Et nous notons les differences avec le Perou. Deja, c'est calme. Pas un klaxon. Bizarre, ce silence. Ensuite, une autre difference routiere : les gens ont des voitures a eux ! Du coup, les voitures ne sont pas a 90% des taxis... Il y a des gros 4x4, des pickups.
Les gens sont differents, aussi. Pas d'habits traditionnels! Il y a des gothiques, des jeunes a la mode.. Des gamins font du skate, du roller. Des plus petits pedalent dans des quadricycles. La encore, ca change. Les gamins qui jouent, au Perou, il y en a pas des tonnes. Soient ils passent en uniforme d'ecole (privee), soient ils bossent et vendent des trucs dans la rue.
Et ici, il y a des panneaux tsunamis, indiquant les voies d'evacuation, du plus bel effet.













Les fils electriques sont particulierement bordeliques.

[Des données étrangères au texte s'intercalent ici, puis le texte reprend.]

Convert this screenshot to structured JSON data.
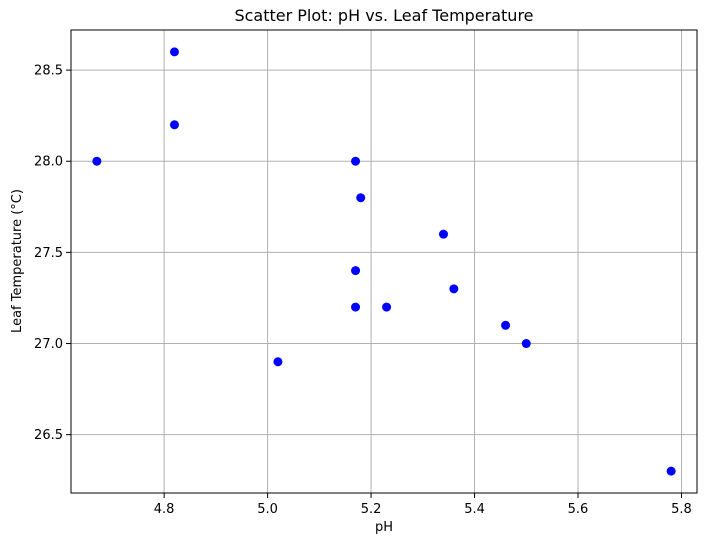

A Iquique, beaucoup de maisons sont en bois, en pin d'Oregon exactement. Ca date de la grande epoque du salpetre... Les toitures en tole ont pas mal souffert, mais ca a de l'allure.

Au detour d'une rue, j'apercois un gars vetu d'un teeshirt rouge qui m'a l'air familier (le teeshirt). Un logo triangulaire au coeur, Inter-Agros ressortant d'un alignement en touche... Le teeshirt des Inter Agros ! Miladiou ! Tout compte fait, le gars qui le porte aussi m'est familier, d'ailleurs, il m'a reconnu. Mimil, de la FIF... qui est en stage dans les Andes chiliennes, quelques centaines de kilometres plus au Nord.
Ne vous fatiguez pas a calculer la probabilite d'une telle rencontre, ca fait pas beaucoup. Bout de gras discuté, coordonnees echangées, nous repartons sur nos chemins.

Le notre nous mene, en bus de nuit confortable, jusqu'a Calama et San Pedro de Atacama. Au milieu de la nuit, alors que nous franchissons une frontiere provinciale, controle de douanes. Tout le monde descend, ouvrez les sacs... Et une petite pensee emue pour notre espace Schengen.